Stiftungen, die den im Bundestag vertretenen Parteien nahe stehen, bekommen hierzulande Geld vom Staat. Und das nicht wenig: Jährlich fließen insgesamt rund 600 Millionen Euro an solche Einrichtungen. Beispiele dafür sind etwa die Friedrich-Ebert-Stiftung (SPD), die Konrad-Adenauer-Stiftung (CDU) oder die Heinrich-Böll-Stiftung (Grüne).

Einzige Ausnahme bislang: die Desiderius-Erasmus-Stiftung, die der AfD nahesteht. Sie hat bis heute noch kein Steuergeld erhalten, obwohl die AfD seit 2017 im Bundestag sitzt. Dagegen ist die Partei vor das Bundesverfassungsgericht gezogen. Die Ungleichbehandlung verzerre den politischen Wettbewerb, beanstandete die AfD – und bekam vom obersten deutschen Gericht am Mittwoch teilweise recht.

Heißt das, dass die Desiderius-Erasmus-Stiftung nun also Geld aus dem Haushalt überwiesen bekommt? Die wichtigsten Fragen und Antworten im Überblick.

Was haben die Richterinnen und Richter entschieden?

Dass die Desiderius-Erasmus-Stiftung von der staatlichen Förderung ausgeschlossen wurde, hat die Partei in ihrem Recht auf Chancengleichheit verletzt – zumindest im Jahr 2019. Das urteilten die Richterinnen und Richter in Karlsruhe.

Denn im Haushaltsjahr 2019 habe der Bundestag die Förderung der politischen Stiftungen – und damit auch die Nicht-Förderung der Desiderius-Erasmus-Stiftung – ohne zugrunde liegendes Gesetz festgelegt. Ein solcher Eingriff in die Chancengleichheit müsse jedoch durch ein eigenes Gesetz gerechtfertigt werden, in dem die Voraussetzungen für die Zuschüsse festgelegt sind.

Bekommt die AfD-nahe Stiftung jetzt also Geld?

Nein, nicht unbedingt. Dass die Desiderius-Erasmus-Stiftung in Zukunft wie die anderen sechs parteinahen Stiftungen Geld vom Staat bekommt, ist nicht ausgemacht. Denn: Gesetzlich wäre es möglich, einzelne Stiftungen von der Förderung auszuschließen, sagte Vizegerichtspräsidentin Doris König – "zum Schutz gleichwertiger Verfassungsgüter". Als ein solches gleichwertiges Verfassungsgut nennt sie bei der Urteilsverkündung insbesondere den "Schutz der freiheitlichen demokratischen Grundordnung".

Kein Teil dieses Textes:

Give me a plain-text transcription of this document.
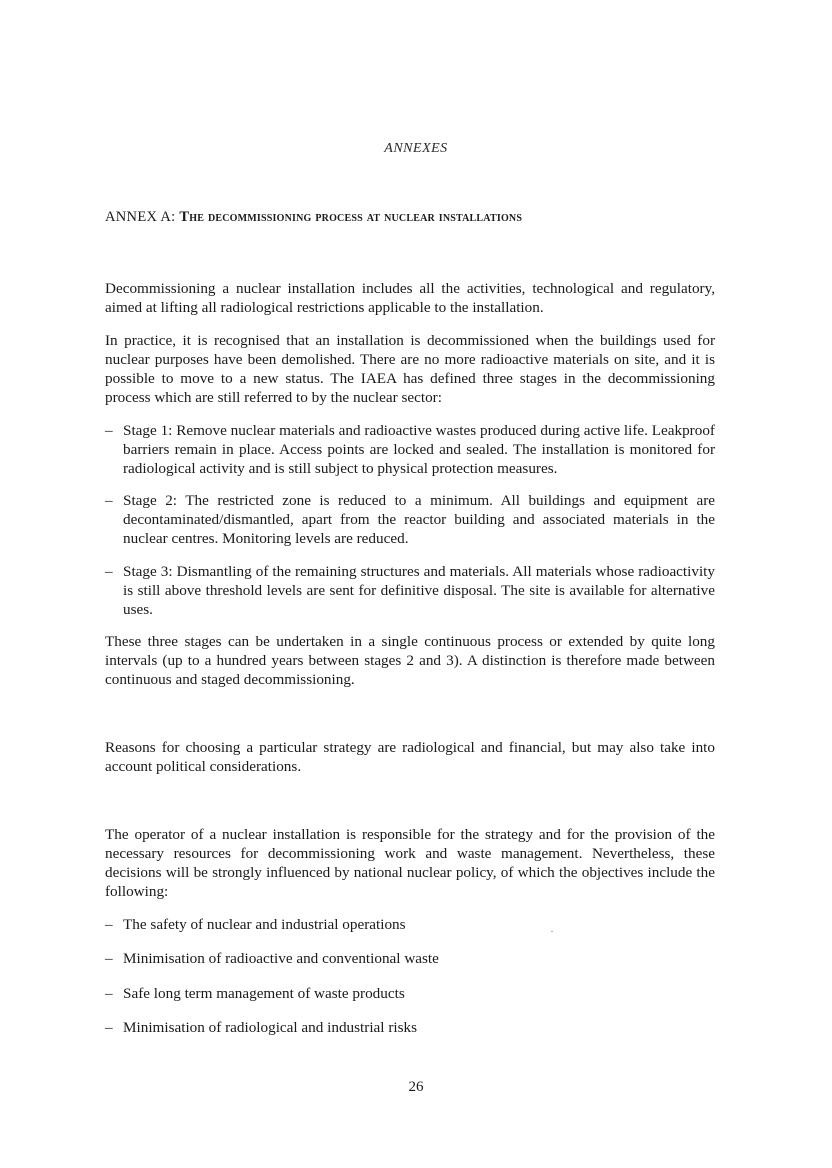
ANNEXES
ANNEX A: The decommissioning process at nuclear installations
Decommissioning a nuclear installation includes all the activities, technological and regulatory, aimed at lifting all radiological restrictions applicable to the installation.
In practice, it is recognised that an installation is decommissioned when the buildings used for nuclear purposes have been demolished. There are no more radioactive materials on site, and it is possible to move to a new status. The IAEA has defined three stages in the decommissioning process which are still referred to by the nuclear sector:
– Stage 1: Remove nuclear materials and radioactive wastes produced during active life. Leakproof barriers remain in place. Access points are locked and sealed. The installation is monitored for radiological activity and is still subject to physical protection measures.
– Stage 2: The restricted zone is reduced to a minimum. All buildings and equipment are decontaminated/dismantled, apart from the reactor building and associated materials in the nuclear centres. Monitoring levels are reduced.
– Stage 3: Dismantling of the remaining structures and materials. All materials whose radioactivity is still above threshold levels are sent for definitive disposal. The site is available for alternative uses.
These three stages can be undertaken in a single continuous process or extended by quite long intervals (up to a hundred years between stages 2 and 3). A distinction is therefore made between continuous and staged decommissioning.
Reasons for choosing a particular strategy are radiological and financial, but may also take into account political considerations.
The operator of a nuclear installation is responsible for the strategy and for the provision of the necessary resources for decommissioning work and waste management. Nevertheless, these decisions will be strongly influenced by national nuclear policy, of which the objectives include the following:
– The safety of nuclear and industrial operations
– Minimisation of radioactive and conventional waste
– Safe long term management of waste products
– Minimisation of radiological and industrial risks
26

Allerdings sei es nicht einfach, die Stiftung zukünftig per Gesetz von der Förderung auszuschließen, sagt die Expertin für Parteienrecht Heike Merten t-online. Die Hürden dafür seien aus gutem Grund hoch, so die Rechtswissenschaftlerin. Das liege schon allein daran, dass auch das Bundesverfassungsgericht feststelle, dass parteinahe Stiftungen wichtig für den Parteienwettbewerb sind.

Heike Merten

Die Juristin ist die Geschäftsführerin des Instituts für Deutsches und Internationales Parteienrecht und Parteienforschung (PRUF) der Heinrich-Heine-Universität in Düsseldorf.

Davon, dass die Stiftung nun nachträglich für das Jahr 2019 noch Geld zugesprochen bekomme, gehe sie jedoch nicht aus, so die Juristin. Das liege daran, dass auf der bisherigen rechtlichen Grundlage überhaupt keine Mittel mehr zugeteilt werden könnten.

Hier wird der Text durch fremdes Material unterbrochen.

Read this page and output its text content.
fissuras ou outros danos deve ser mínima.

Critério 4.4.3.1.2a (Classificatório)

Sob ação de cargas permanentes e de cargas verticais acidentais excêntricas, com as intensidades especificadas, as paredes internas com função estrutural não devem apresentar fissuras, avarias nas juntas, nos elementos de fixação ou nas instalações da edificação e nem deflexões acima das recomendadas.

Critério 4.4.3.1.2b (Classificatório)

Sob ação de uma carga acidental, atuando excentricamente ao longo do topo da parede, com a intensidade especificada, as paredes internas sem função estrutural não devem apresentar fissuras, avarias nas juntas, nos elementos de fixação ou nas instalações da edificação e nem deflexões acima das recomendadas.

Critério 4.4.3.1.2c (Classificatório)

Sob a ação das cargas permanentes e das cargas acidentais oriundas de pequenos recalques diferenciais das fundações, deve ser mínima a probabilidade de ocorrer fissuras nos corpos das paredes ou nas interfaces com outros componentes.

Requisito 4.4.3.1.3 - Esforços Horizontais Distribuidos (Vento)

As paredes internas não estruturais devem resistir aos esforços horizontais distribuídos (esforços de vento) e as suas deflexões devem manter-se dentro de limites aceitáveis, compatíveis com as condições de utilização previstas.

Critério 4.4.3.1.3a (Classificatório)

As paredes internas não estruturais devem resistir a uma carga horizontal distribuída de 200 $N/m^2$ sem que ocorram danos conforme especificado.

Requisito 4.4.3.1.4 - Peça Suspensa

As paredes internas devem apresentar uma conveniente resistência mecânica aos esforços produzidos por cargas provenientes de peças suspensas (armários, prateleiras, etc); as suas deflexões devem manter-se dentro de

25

Was heißt das in der Konsequenz?

Das Urteil bedeutet damit vor allem: Die Ampelkoalition wird sich mit dem Thema befassen müssen. SPD, Grüne und FDP hatten sich in ihrem Koalitionsvertrag eigentlich vorgenommen, die Finanzierung der Stiftungen rechtlich besser abzusichern. Bisher ist das aber nicht passiert.

Jetzt machen die Richterinnen und Richter deutlich: Es braucht ein eigenes Gesetz, das das Fördersystem für parteinahe Stiftungen regelt. Denn dieses gibt es bislang nicht.

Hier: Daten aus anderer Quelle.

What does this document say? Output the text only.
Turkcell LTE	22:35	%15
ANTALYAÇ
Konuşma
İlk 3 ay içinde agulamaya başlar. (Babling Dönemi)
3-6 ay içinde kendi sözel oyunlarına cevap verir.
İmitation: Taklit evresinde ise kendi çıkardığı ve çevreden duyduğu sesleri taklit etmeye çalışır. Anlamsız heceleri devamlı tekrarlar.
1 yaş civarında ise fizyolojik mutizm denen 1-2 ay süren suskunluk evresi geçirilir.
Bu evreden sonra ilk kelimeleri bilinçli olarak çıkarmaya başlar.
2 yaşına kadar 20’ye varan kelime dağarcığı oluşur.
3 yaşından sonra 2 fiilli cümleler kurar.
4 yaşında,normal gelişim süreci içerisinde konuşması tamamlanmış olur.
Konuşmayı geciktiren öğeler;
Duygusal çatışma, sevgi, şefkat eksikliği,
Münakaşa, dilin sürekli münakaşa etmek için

Was ist der bisherige gesetzliche Rahmen?

Bislang lief der Prozess eher formlos ab: Die Gelder, die die politischen Stiftungen erhalten sollen, werden jährlich bei den Haushaltsberatungen im Bundestag beschlossen.

Der größere Teil der Mittel kommt dabei von den Ministerien für Entwicklung und Bildung und vom Auswärtigen Amt. Parteinahe Stiftungen dürfen staatlich gefördert werden, solange sie von den Parteien rechtlich und tatsächlich unabhängig sind.

Bei der Verteilung der Gelder richtet sich der Bundestag dabei vor allem nach der Stärke der Parteien. Richtschnur für die Förderung war bisher ein Karlsruher Urteil aus dem Jahr 1986. Darin steht, dass sichergestellt sein muss, dass "alle dauerhaften, ins Gewicht fallenden politischen Grundströmungen in der Bundesrepublik Deutschland angemessen berücksichtigt" werden.

Für die praktische Umsetzung hatten die Stiftungen 1998 selbst einen Vorschlag gemacht. In einer gemeinsamen Erklärung heißt es, ein geeigneter Anhaltspunkt dürfte "eine wiederholte Vertretung" der entsprechenden Partei im Bundestag sein, und zwar zumindest einmal in Fraktionsstärke. Daran hatte sich die Politik seither orientiert.

Die AfD war 2017 zum ersten Mal in den Bundestag eingezogen. 2022 dann hatte der Bundestag erstmals einen extra sogenannten Haushaltsvermerk beschlossen. Der sieht vor, dass es bei Zweifeln an der Verfassungstreue keine Förderung für parteinahe Stiftungen geben darf.

Wie geht es nun weiter?

Die Klage der AfD hatte sich nicht nur auf 2019, sondern auch auf andere Jahre bezogen. Größtenteils erklärten die Richterinnen und Richter diese für unzulässig – die für 2020 und 2021 seien nicht fristgemäß gestellt worden.

Über das Haushaltsjahr 2022 aber entschied das Gericht am Mittwoch noch nicht. Diesen erst kurz vor der mündlichen Verhandlung im Oktober gestellten Antrag trennten die Richter ab, weil er neue verfassungsrechtliche Fragen aufwerfe – wegen des Vermerks im Haushaltsgesetz 2022, demnach nur solche Stiftungen Zuschüsse bekommen, die für die freiheitlich-demokratische Grundordnung eintreten.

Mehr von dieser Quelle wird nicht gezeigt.